The OB animals presented greater MDA production, being in agreement with previous studies that have shown excessive fat intake may be correlated with increased markers of lipid oxidation, as MDA [43], [44]. The MDA levels were reduced by food-restriction. The possible mechanism by which calorie restriction diminishes oxidative stress is likely due to a reduction in cellular oxygen free radical production [45], and it would be correlated with lower levels of and lipid peroxidation products in the blood. Besides, it is known that calorie restriction diet improves many parameters involved in immune responses and antioxidant enzyme activities [46], [47]. Animals receiving a supraphysiological dose of T3, OS and ORS, showed a significant increase in MDA when compared to their respective controls (Fig. 3A). Physiological concentrations of TH do not cause increased MDA levels, however, excess concentrations of TH may lead to DNA damage and MDA production [48], [49]. In addition, experimental studies have demonstrated that animals with induced thyrotoxicosis show more lipid peroxidation, as evidenced by increased MDA levels in myocardium [22]. Since hyperthyroidism is associated with an increased metabolic rate due to an increased rate of oxygen consumption in target tissues [50], oxidative stress is regarded as a pathogenic factor in hyperthyroidism, which enhances ROS generation and produces changes in various tissue antioxidant systems, which participate in the development of hyperthyroidism-induced tissue damage [51].

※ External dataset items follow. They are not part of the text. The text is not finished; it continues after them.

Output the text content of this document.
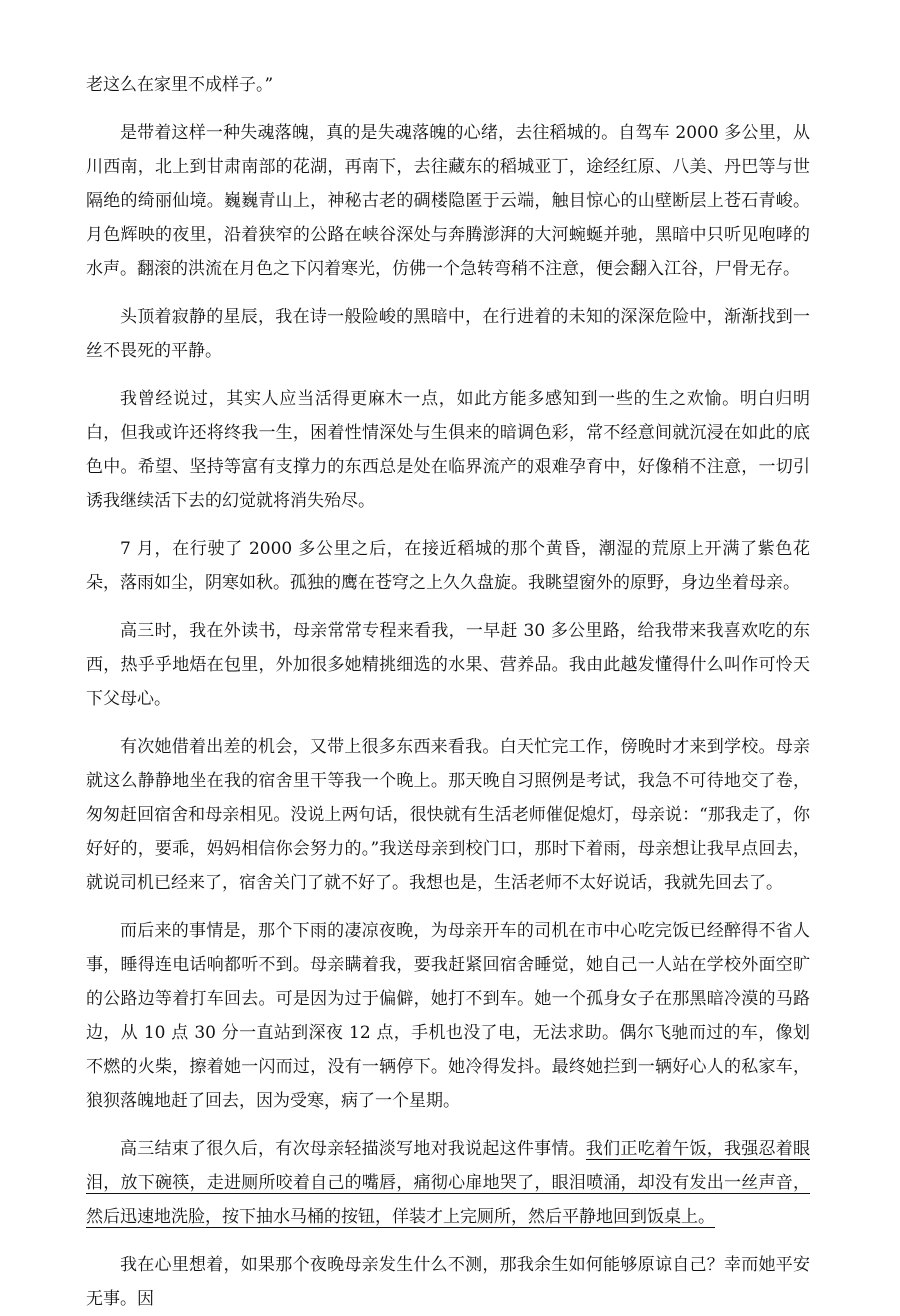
老这么在家里不成样子。”

是带着这样一种失魂落魄，真的是失魂落魄的心绪，去往稻城的。自驾车 2000 多公里，从川西南，北上到甘肃南部的花湖，再南下，去往藏东的稻城亚丁，途经红原、八美、丹巴等与世隔绝的绮丽仙境。巍巍青山上，神秘古老的碉楼隐匿于云端，触目惊心的山壁断层上苍石青峻。月色辉映的夜里，沿着狭窄的公路在峡谷深处与奔腾澎湃的大河蜿蜒并驰，黑暗中只听见咆哮的水声。翻滚的洪流在月色之下闪着寒光，仿佛一个急转弯稍不注意，便会翻入江谷，尸骨无存。

头顶着寂静的星辰，我在诗一般险峻的黑暗中，在行进着的未知的深深危险中，渐渐找到一丝不畏死的平静。

我曾经说过，其实人应当活得更麻木一点，如此方能多感知到一些的生之欢愉。明白归明白，但我或许还将终我一生，困着性情深处与生俱来的暗调色彩，常不经意间就沉浸在如此的底色中。希望、坚持等富有支撑力的东西总是处在临界流产的艰难孕育中，好像稍不注意，一切引诱我继续活下去的幻觉就将消失殆尽。

7 月，在行驶了 2000 多公里之后，在接近稻城的那个黄昏，潮湿的荒原上开满了紫色花朵，落雨如尘，阴寒如秋。孤独的鹰在苍穹之上久久盘旋。我眺望窗外的原野，身边坐着母亲。

高三时，我在外读书，母亲常常专程来看我，一早赶 30 多公里路，给我带来我喜欢吃的东西，热乎乎地焐在包里，外加很多她精挑细选的水果、营养品。我由此越发懂得什么叫作可怜天下父母心。

有次她借着出差的机会，又带上很多东西来看我。白天忙完工作，傍晚时才来到学校。母亲就这么静静地坐在我的宿舍里干等我一个晚上。那天晚自习照例是考试，我急不可待地交了卷，匆匆赶回宿舍和母亲相见。没说上两句话，很快就有生活老师催促熄灯，母亲说：“那我走了，你好好的，要乖，妈妈相信你会努力的。”我送母亲到校门口，那时下着雨，母亲想让我早点回去，就说司机已经来了，宿舍关门了就不好了。我想也是，生活老师不太好说话，我就先回去了。

而后来的事情是，那个下雨的凄凉夜晚，为母亲开车的司机在市中心吃完饭已经醉得不省人事，睡得连电话响都听不到。母亲瞒着我，要我赶紧回宿舍睡觉，她自己一人站在学校外面空旷的公路边等着打车回去。可是因为过于偏僻，她打不到车。她一个孤身女子在那黑暗冷漠的马路边，从 10 点 30 分一直站到深夜 12 点，手机也没了电，无法求助。偶尔飞驰而过的车，像划不燃的火柴，擦着她一闪而过，没有一辆停下。她冷得发抖。最终她拦到一辆好心人的私家车，狼狈落魄地赶了回去，因为受寒，病了一个星期。

高三结束了很久后，有次母亲轻描淡写地对我说起这件事情。我们正吃着午饭，我强忍着眼泪，放下碗筷，走进厕所咬着自己的嘴唇，痛彻心扉地哭了，眼泪喷涌，却没有发出一丝声音，然后迅速地洗脸，按下抽水马桶的按钮，佯装才上完厕所，然后平静地回到饭桌上。

我在心里想着，如果那个夜晚母亲发生什么不测，那我余生如何能够原谅自己？幸而她平安无事。因
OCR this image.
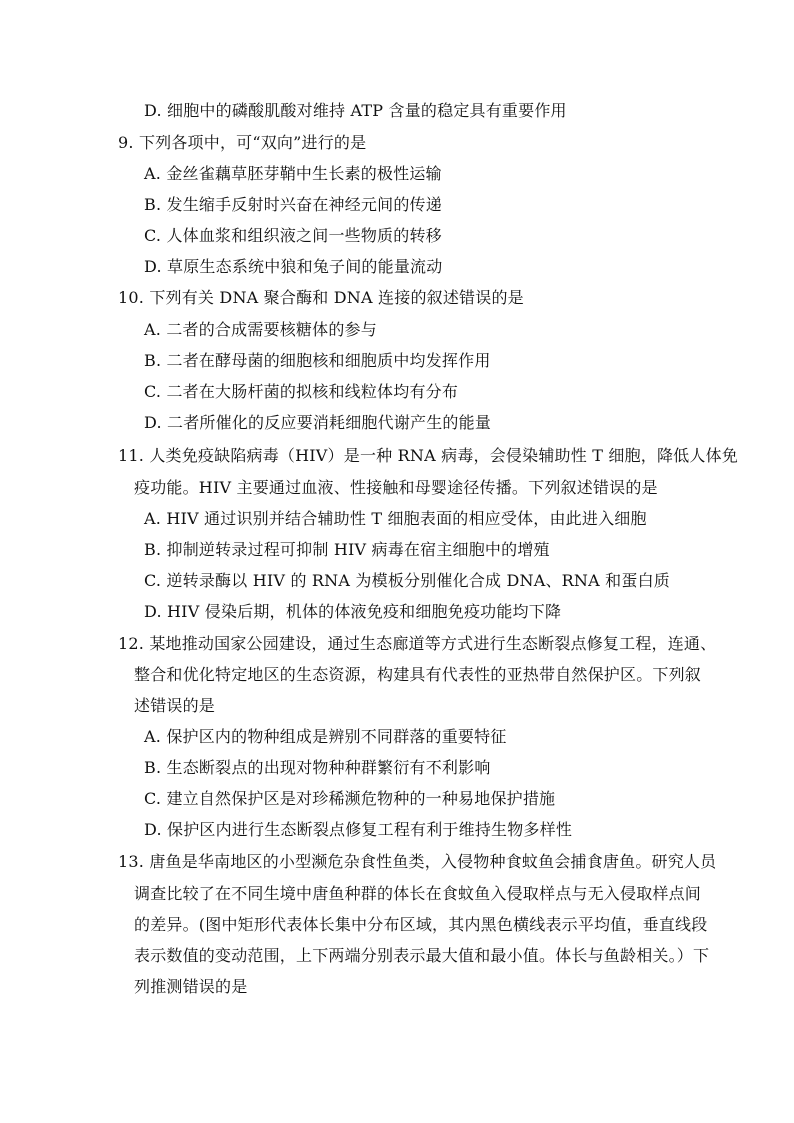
D. 细胞中的磷酸肌酸对维持 ATP 含量的稳定具有重要作用
9. 下列各项中，可“双向”进行的是
A. 金丝雀藕草胚芽鞘中生长素的极性运输
B. 发生缩手反射时兴奋在神经元间的传递
C. 人体血浆和组织液之间一些物质的转移
D. 草原生态系统中狼和兔子间的能量流动
10. 下列有关 DNA 聚合酶和 DNA 连接的叙述错误的是
A. 二者的合成需要核糖体的参与
B. 二者在酵母菌的细胞核和细胞质中均发挥作用
C. 二者在大肠杆菌的拟核和线粒体均有分布
D. 二者所催化的反应要消耗细胞代谢产生的能量
11. 人类免疫缺陷病毒（HIV）是一种 RNA 病毒，会侵染辅助性 T 细胞，降低人体免
疫功能。HIV 主要通过血液、性接触和母婴途径传播。下列叙述错误的是
A. HIV 通过识别并结合辅助性 T 细胞表面的相应受体，由此进入细胞
B. 抑制逆转录过程可抑制 HIV 病毒在宿主细胞中的增殖
C. 逆转录酶以 HIV 的 RNA 为模板分别催化合成 DNA、RNA 和蛋白质
D. HIV 侵染后期，机体的体液免疫和细胞免疫功能均下降
12. 某地推动国家公园建设，通过生态廊道等方式进行生态断裂点修复工程，连通、
整合和优化特定地区的生态资源，构建具有代表性的亚热带自然保护区。下列叙
述错误的是
A. 保护区内的物种组成是辨别不同群落的重要特征
B. 生态断裂点的出现对物种种群繁衍有不利影响
C. 建立自然保护区是对珍稀濒危物种的一种易地保护措施
D. 保护区内进行生态断裂点修复工程有利于维持生物多样性
13. 唐鱼是华南地区的小型濒危杂食性鱼类，入侵物种食蚊鱼会捕食唐鱼。研究人员
调查比较了在不同生境中唐鱼种群的体长在食蚊鱼入侵取样点与无入侵取样点间
的差异。(图中矩形代表体长集中分布区域，其内黑色横线表示平均值，垂直线段
表示数值的变动范围，上下两端分别表示最大值和最小值。体长与鱼龄相关。）下
列推测错误的是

Several studies indicate the use of lymphocytes to evaluate DNA oxidative damage, considering that these are excellent markers of body health conditions [52]. The comet assay affords the opportunity for correlating DNA damage and T3 doses [53], [54]. Although there is not much data regarding the effect of the thyroid state on protein and DNA oxidation, it does seem that hyperthyroidism promotes protein oxidation in rat liver [55]. Therefore, using lymphocytes to analyze DNA lesions in obese and food-restricted obese animals treated or not with a supraphysiological dose of TH, was found that a hypercaloric diet caused a significant increase in DNA damage (Figure 4B) [56], [57], and food restriction reduced this damage [58]. Supraphisiological dose of T3 had a significant increase in DNA damage, in both OS and ORS groups, when compared to their respective controls. In agreement, a cell culture study demonstrated that T3 augments metabolic rate and oxygen intake, generating oxidative stress, consequently leading to DNA damage [52].

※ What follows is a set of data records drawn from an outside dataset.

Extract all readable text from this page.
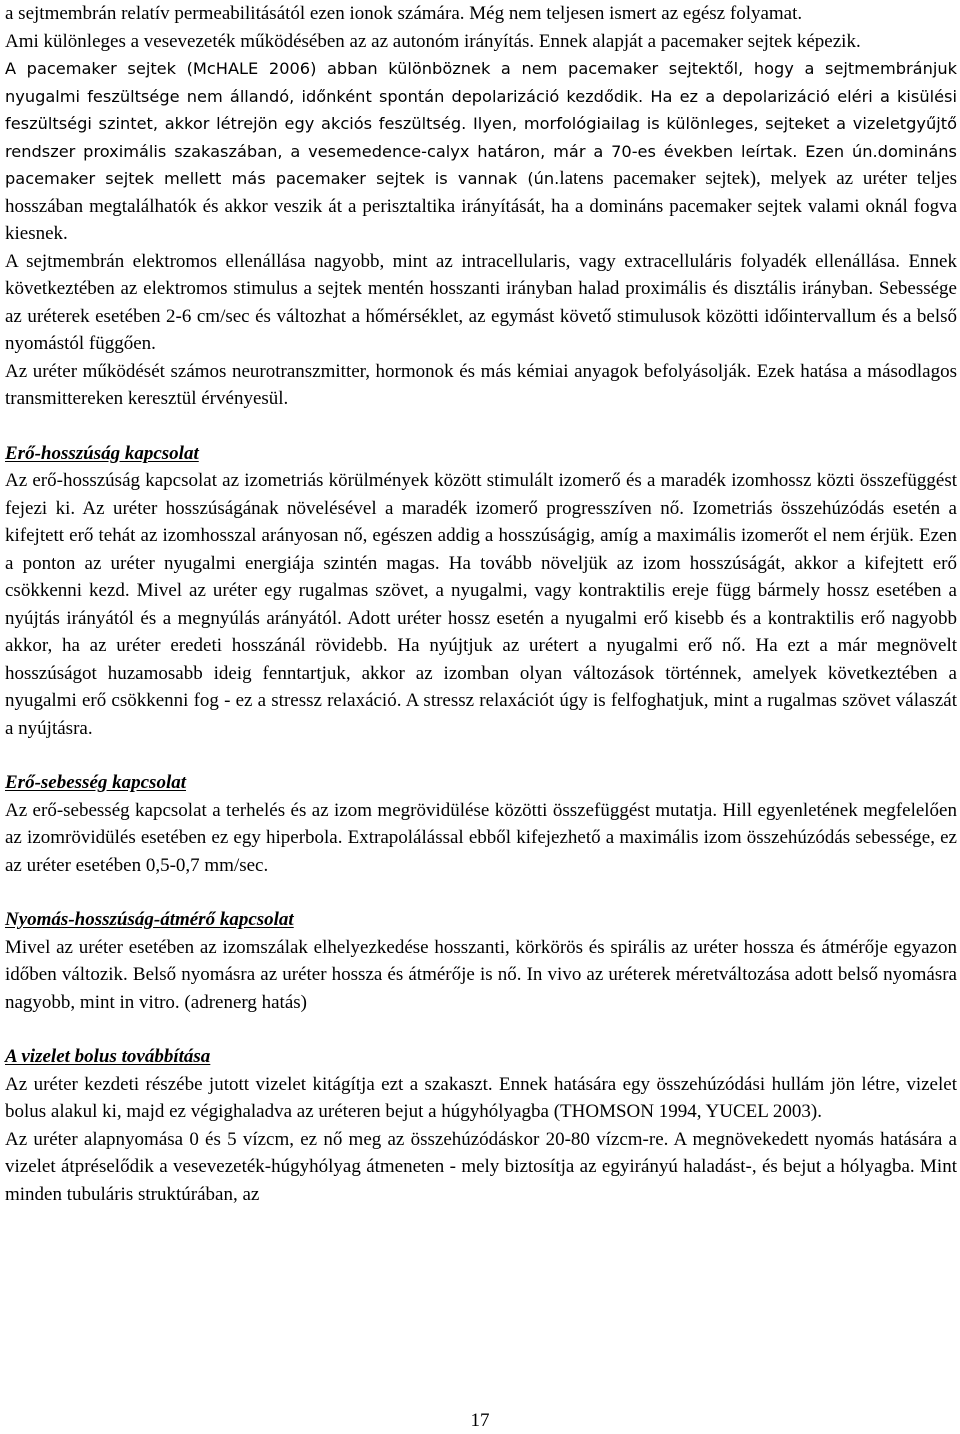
a sejtmembrán relatív permeabilitásától ezen ionok számára. Még nem teljesen ismert az egész folyamat.

Ami különleges a vesevezeték működésében az az autonóm irányítás. Ennek alapját a pacemaker sejtek képezik.

A pacemaker sejtek (McHALE 2006) abban különböznek a nem pacemaker sejtektől, hogy a sejtmembránjuk nyugalmi feszültsége nem állandó, időnként spontán depolarizáció kezdődik. Ha ez a depolarizáció eléri a kisülési feszültségi szintet, akkor létrejön egy akciós feszültség. Ilyen, morfológiailag is különleges, sejteket a vizeletgyűjtő rendszer proximális szakaszában, a vesemedence-calyx határon, már a 70-es években leírtak. Ezen ún.domináns pacemaker sejtek mellett más pacemaker sejtek is vannak (ún.latens pacemaker sejtek), melyek az uréter teljes hosszában megtalálhatók és akkor veszik át a perisztaltika irányítását, ha a domináns pacemaker sejtek valami oknál fogva kiesnek.

A sejtmembrán elektromos ellenállása nagyobb, mint az intracellularis, vagy extracelluláris folyadék ellenállása. Ennek következtében az elektromos stimulus a sejtek mentén hosszanti irányban halad proximális és disztális irányban. Sebessége az uréterek esetében 2-6 cm/sec és változhat a hőmérséklet, az egymást követő stimulusok közötti időintervallum és a belső nyomástól függően.

Az uréter működését számos neurotranszmitter, hormonok és más kémiai anyagok befolyásolják. Ezek hatása a másodlagos transmittereken keresztül érvényesül.

Erő-hosszúság kapcsolat

Az erő-hosszúság kapcsolat az izometriás körülmények között stimulált izomerő és a maradék izomhossz közti összefüggést fejezi ki. Az uréter hosszúságának növelésével a maradék izomerő progresszíven nő. Izometriás összehúzódás esetén a kifejtett erő tehát az izomhosszal arányosan nő, egészen addig a hosszúságig, amíg a maximális izomerőt el nem érjük. Ezen a ponton az uréter nyugalmi energiája szintén magas. Ha tovább növeljük az izom hosszúságát, akkor a kifejtett erő csökkenni kezd. Mivel az uréter egy rugalmas szövet, a nyugalmi, vagy kontraktilis ereje függ bármely hossz esetében a nyújtás irányától és a megnyúlás arányától. Adott uréter hossz esetén a nyugalmi erő kisebb és a kontraktilis erő nagyobb akkor, ha az uréter eredeti hosszánál rövidebb. Ha nyújtjuk az urétert a nyugalmi erő nő. Ha ezt a már megnövelt hosszúságot huzamosabb ideig fenntartjuk, akkor az izomban olyan változások történnek, amelyek következtében a nyugalmi erő csökkenni fog - ez a stressz relaxáció. A stressz relaxációt úgy is felfoghatjuk, mint a rugalmas szövet válaszát a nyújtásra.

Erő-sebesség kapcsolat

Az erő-sebesség kapcsolat a terhelés és az izom megrövidülése közötti összefüggést mutatja. Hill egyenletének megfelelően az izomrövidülés esetében ez egy hiperbola. Extrapolálással ebből kifejezhető a maximális izom összehúzódás sebessége, ez az uréter esetében 0,5-0,7 mm/sec.

Nyomás-hosszúság-átmérő kapcsolat

Mivel az uréter esetében az izomszálak elhelyezkedése hosszanti, körkörös és spirális az uréter hossza és átmérője egyazon időben változik. Belső nyomásra az uréter hossza és átmérője is nő. In vivo az uréterek méretváltozása adott belső nyomásra nagyobb, mint in vitro. (adrenerg hatás)

A vizelet bolus továbbítása

Az uréter kezdeti részébe jutott vizelet kitágítja ezt a szakaszt. Ennek hatására egy összehúzódási hullám jön létre, vizelet bolus alakul ki, majd ez végighaladva az uréteren bejut a húgyhólyagba (THOMSON 1994, YUCEL 2003).

Az uréter alapnyomása 0 és 5 vízcm, ez nő meg az összehúzódáskor 20-80 vízcm-re. A megnövekedett nyomás hatására a vizelet átpréselődik a vesevezeték-húgyhólyag átmeneten - mely biztosítja az egyirányú haladást-, és bejut a hólyagba. Mint minden tubuláris struktúrában, az

17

Since elevated levels of thyroid hormones, including T3, in obesity increase resting energy expenditure avoiding fat accumulation, one may speculate whether the administration of additional thyroid hormone can be used in pharmacological treatment of obesity. However, there is no indication for thyroid hormone drugs to control body weight due to the undesirable effects, such as tachycardia, arrhythmias, fatigue, irritability, loss of bone mass, and muscle wasting, usually accompanying thyroid hormone excess [59]. Thus, the use of thyroid hormones is unsafe and harmful in the treatment of obesity, and as demonstrated in this study it leads to both increased oxidative stress and genotoxicity. The manipulation of the thyroid hormone pathway, however, seems promising. This report provides ideas for future studies on synthetic analogues of thyroid hormone, which predominantly exert effects on plasma lipids among other beneficial actions.

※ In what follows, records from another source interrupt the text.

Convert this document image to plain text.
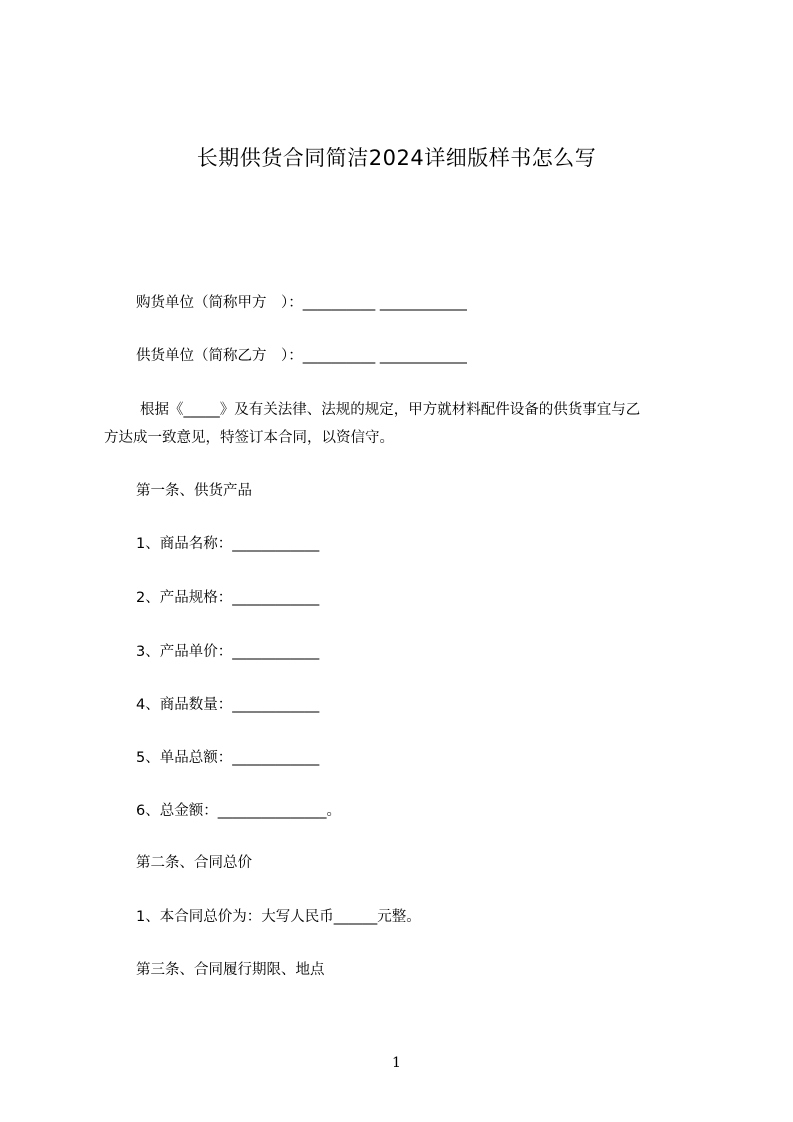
长期供货合同简洁2024详细版样书怎么写

购货单位（简称甲方　）：__________ ____________

供货单位（简称乙方　）：__________ ____________

根据《_____》及有关法律、法规的规定，甲方就材料配件设备的供货事宜与乙
方达成一致意见，特签订本合同，以资信守。

第一条、供货产品

1、商品名称：____________

2、产品规格：____________

3、产品单价：____________

4、商品数量：____________

5、单品总额：____________

6、总金额：_______________。

第二条、合同总价

1、本合同总价为：大写人民币______元整。

第三条、合同履行期限、地点

1
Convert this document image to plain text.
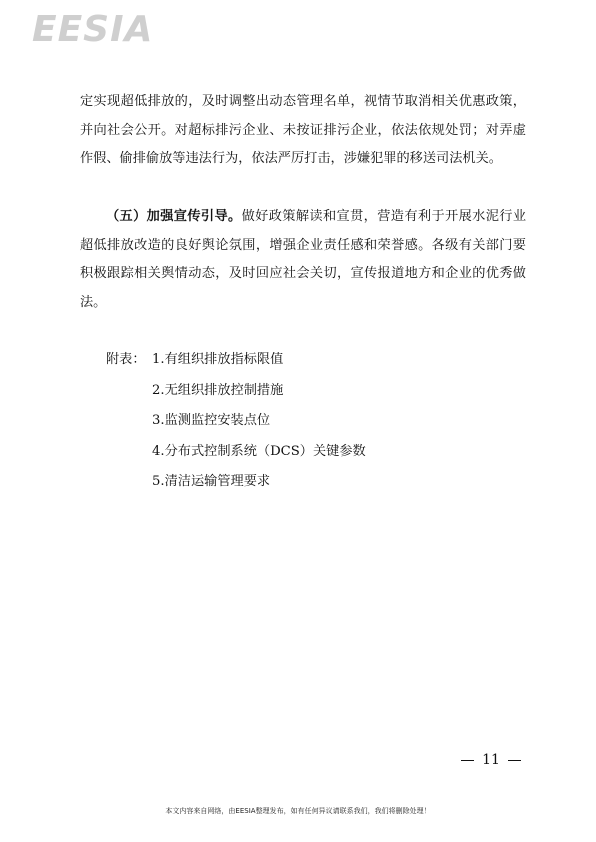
EESIA
定实现超低排放的，及时调整出动态管理名单，视情节取消相关优惠政策，并向社会公开。对超标排污企业、未按证排污企业，依法依规处罚；对弄虚作假、偷排偷放等违法行为，依法严厉打击，涉嫌犯罪的移送司法机关。
（五）加强宣传引导。做好政策解读和宣贯，营造有利于开展水泥行业超低排放改造的良好舆论氛围，增强企业责任感和荣誉感。各级有关部门要积极跟踪相关舆情动态，及时回应社会关切，宣传报道地方和企业的优秀做法。
附表： 1.有组织排放指标限值
2.无组织排放控制措施
3.监测监控安装点位
4.分布式控制系统（DCS）关键参数
5.清洁运输管理要求
11
本文内容来自网络，由EESIA整理发布，如有任何异议请联系我们，我们将删除处理！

In summary, a hypercaloric diet in rats caused obesity, increased oxidative stress and DNA damage, whereas food restriction reduced weight, adiposity, oxidative stress and DNA damage. Supraphysiological dose of T3, despite decreasing body fat, increased DNA damage and oxidative stress in both obese and calorie-restricted animals, indicating that the use of supraphysiological doses of T3 is unsafe and harmful in obesity treatment, even combined with calorie restriction.